Kurznasige Hunde — Mops, Englische Bulldogge, Französische Bulldogge, Boxer, Shih Tzu und andere brachycephale Rassen — tragen ein strukturelles Problem mit sich: Ihre Anatomie erschwert das Atmen. Im Sommer wird dieses Problem lebensgefährlich.
Warum brachycephale Hunde so anfällig sind
Hunde kühlen sich durch Hecheln — Verdunstung in den Atemwegen. Dafür brauchen sie einen freien Luftstrom durch die Nase, Rachen und Luftröhre. Brachycephale Hunde haben:
- Enge Nasenlöcher (stenotische Nares): Weniger Luft kommt rein
- Verlängerter weicher Gaumen: Blockiert teilweise den Luftstrom
- Eingeengter Rachen und Kehlkopf
- Kürzere, engere Luftröhre
Das bedeutet: Sie können mit jeder Atemzugsmenge weniger Wärme über Hecheln abgeben als normal benauste Hunde. Bei Hitze oder Anstrengung geraten sie schnell in einen Teufelskreis aus Atemnot und Überhitzung.
Was das in der Praxis bedeutet
Temperaturen, die für einen Deutschen Schäferhund oder Labrador noch gut erträglich sind, können für einen Mops oder eine Bulldogge bereits kritisch sein. Typische Gefahrensituationen:
- Spaziergang in der Mittagshitze
- Autofahrt ohne Klimaanlage
- Spielen im Garten ohne Schatten und Pause
- Flüge (Reise im Laderaum besonders riskant)
Besondere Schutzmaßnahmen
Aktivität in kühle Zeiten: Spaziergänge nur morgens und abends, mittags Ruhe.
Mehr Wasserstellen: Brachycephale Hunde trinken oft häufiger, kleinere Mengen.

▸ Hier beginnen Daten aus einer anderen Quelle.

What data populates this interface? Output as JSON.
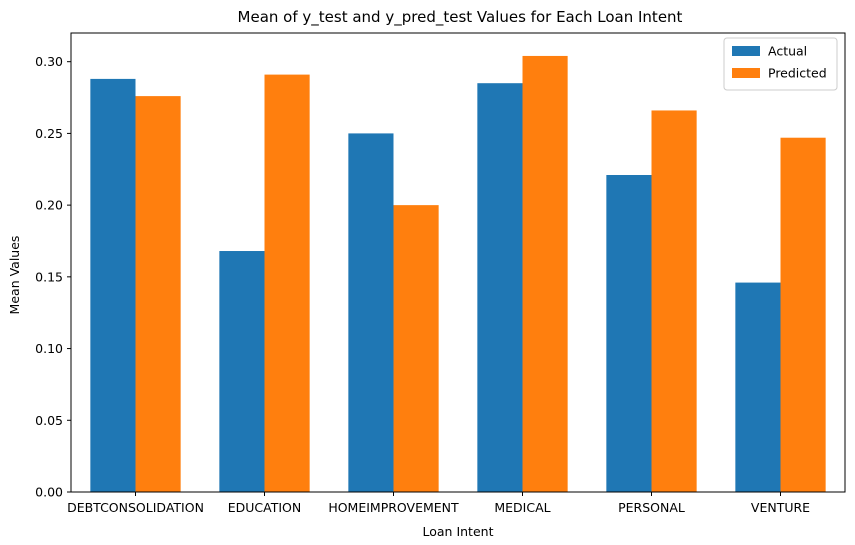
{
  "chart_data": {
    "type": "bar",
    "title": "Mean of y_test and y_pred_test Values for Each Loan Intent",
    "xlabel": "Loan Intent",
    "ylabel": "Mean Values",
    "categories": [
      "DEBTCONSOLIDATION",
      "EDUCATION",
      "HOMEIMPROVEMENT",
      "MEDICAL",
      "PERSONAL",
      "VENTURE"
    ],
    "series": [
      {
        "name": "Actual",
        "color": "#1f77b4",
        "values": [
          0.288,
          0.168,
          0.25,
          0.285,
          0.221,
          0.146
        ]
      },
      {
        "name": "Predicted",
        "color": "#ff7f0e",
        "values": [
          0.276,
          0.291,
          0.2,
          0.304,
          0.266,
          0.247
        ]
      }
    ],
    "ylim": [
      0,
      0.32
    ],
    "yticks": [
      "0.00",
      "0.05",
      "0.10",
      "0.15",
      "0.20",
      "0.25",
      "0.30"
    ],
    "legend_position": "top-right",
    "grid": false
  }
}
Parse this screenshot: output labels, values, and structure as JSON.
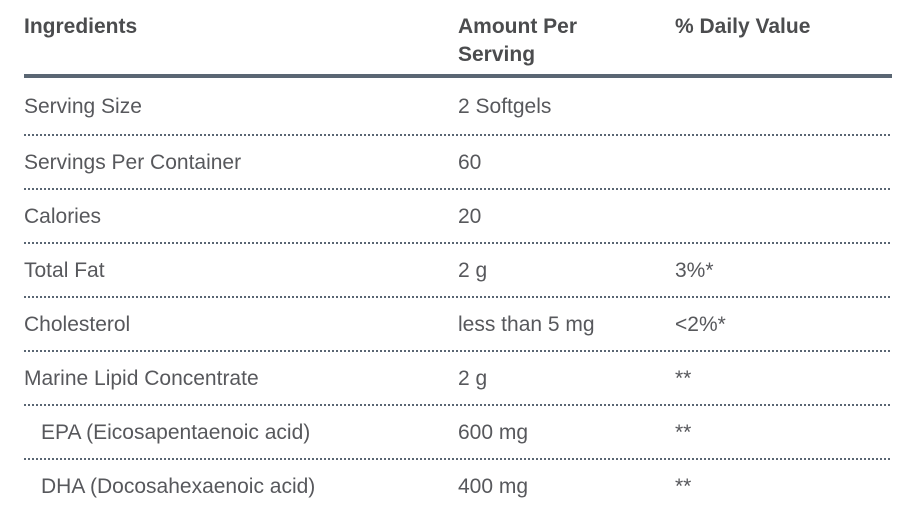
{
  "table": {
    "columns": [
      {
        "label": "Ingredients"
      },
      {
        "label": "Amount Per Serving"
      },
      {
        "label": "% Daily Value"
      }
    ],
    "rows": [
      {
        "ingredient": "Serving Size",
        "amount": "2 Softgels",
        "daily_value": "",
        "indent": false
      },
      {
        "ingredient": "Servings Per Container",
        "amount": "60",
        "daily_value": "",
        "indent": false
      },
      {
        "ingredient": "Calories",
        "amount": "20",
        "daily_value": "",
        "indent": false
      },
      {
        "ingredient": "Total Fat",
        "amount": "2 g",
        "daily_value": "3%*",
        "indent": false
      },
      {
        "ingredient": "Cholesterol",
        "amount": "less than 5 mg",
        "daily_value": "<2%*",
        "indent": false
      },
      {
        "ingredient": "Marine Lipid Concentrate",
        "amount": "2 g",
        "daily_value": "**",
        "indent": false
      },
      {
        "ingredient": "EPA (Eicosapentaenoic acid)",
        "amount": "600 mg",
        "daily_value": "**",
        "indent": true
      },
      {
        "ingredient": "DHA (Docosahexaenoic acid)",
        "amount": "400 mg",
        "daily_value": "**",
        "indent": true
      }
    ],
    "colors": {
      "rule": "#5a6673",
      "header_text": "#4b4c4e",
      "body_text": "#57585c"
    }
  }
}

Viele Stellen erleichtern das Trinken.
Kühlmatten und feuchte Tücher: Liegen auf kühlen Flächen reduziert die Wärmebelastung.
Niemals im Auto lassen: Für kurznasige Hunde ist ein heißes Auto noch schneller tödlich.
Frühe Hitzesymptome kennen: Lautes, rasselndes, stark forciertes Hecheln — sofort in den Schatten und kühlen.
Wann zum Tierarzt?
Bei Atemnot, Blaufärbung der Schleimhäute oder Bewusstseinsveränderung sofort Notaufnahme. Bei wiederholt starken Atemschwierigkeiten im Alltag: tierärztliche Beurteilung, ob eine Korrektur-OP sinnvoll ist.
Das Wichtigste in Kürze
- Brachycephale Hunde können weniger effizient hecheln — extrem hitzeempfindlich.
- Aktivität konsequent in kühle Tageszeiten verlegen.
- Niemals im Auto, niemals in der Mittagshitze aktiv.
- Bei Atemnot sofort in die Notaufnahme.